There is certainly something curious about the insolvency figures. In the past 12 months, just 0.7 per cent of registered businesses in England and Wales were liquidated. The average annual liquidation rate over the past 25 years has been 1.2 per cent. How can corporate insolvencies be so far below trend when the economy as a whole has shown little or no growth?
The puzzle may be partly solved by the fact borrowers continue to enjoy interest rates at unprecedented lows. Still, the small number of liquidations has been a feature of the UK economy ever since the financial crisis .
We won't know the scale of the zombie problem for several years yet – until bank finances are so improved that they have no incentive to hold back from calling in bad debts. If, at that stage, insolvency rates are much higher than they should be given the prevailing economic winds, we will know the banks have not been entirely truthful.
Competition: Budding entrepreneurs offered the £10 challenge
Look out for the Tenner Competition, a new enterprise contest for young entrepreneurs just launched by Young Enterprise and backed by business folk including Innocent Smoothies founder Richard Reed and Moshi Monsters creator Michael Acton Smith.
The organisation hopes 250,000 pupils in 330 schools across the UK will take part in the competition – each entrant gets a £10 loan from Tenner and then has to turn a profit by using the money to launch their own business.
The competition runs for the whole of May (but it's not too late to enter) with prizes awarded in three different age groups – 5 to 11, 11 to 14 and 15 to 19 – in June. There are gongs for the business ventures that net the largest profits but also for outstanding ideas and for projects judged to have had a strong social impact.
The money is a loan and if the venture is unsuccessful, Young Enterprise still expects to get £6 of its money back. But other than a ban on gambling, there are no rules about what sort of business young entrepreneurs may launch. You'll find more details at www.tenner.org.uk.
Small Business-Man of the Week: Tom Barnett, managing director, Switch Concepts
We founded Switch just over three years ago and we've gone from having no turnover at all to revenues that run into eight figures. We've also been entirely self-financing from the start and still have no debt. We have often talked about raising money, but we've always found a way to bootstrap our way through the challenges.

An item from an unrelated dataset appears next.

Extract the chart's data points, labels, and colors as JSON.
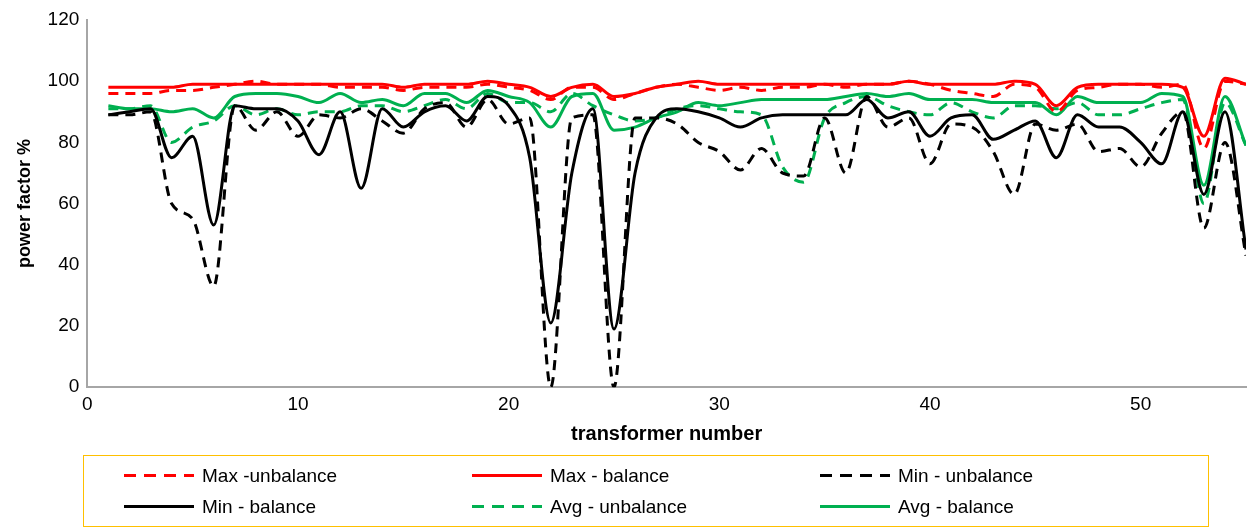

"Switch started out as a very pure internet advertising business, offering direct space to specialist clients in the eco sector – on the Friends of the Earth website, say. But we've evolved into a pioneer of real-time bidding: it's a huge new technology that sells the chance to advertise to an individual visitor to a website to the highest bidder. We sell the engine that enables that process to happen and also take a cut on the sales.
"We've capitalised on the global opportunities and exports now form a large part of our sales.
"In the past, I've tried a number of different business ideas, but none have really amounted to anything. This time I've found the right partners and the right idea at the right time. It's just clicked. My advice is just to keep trying. You've got to love your mistakes because that's how you learn."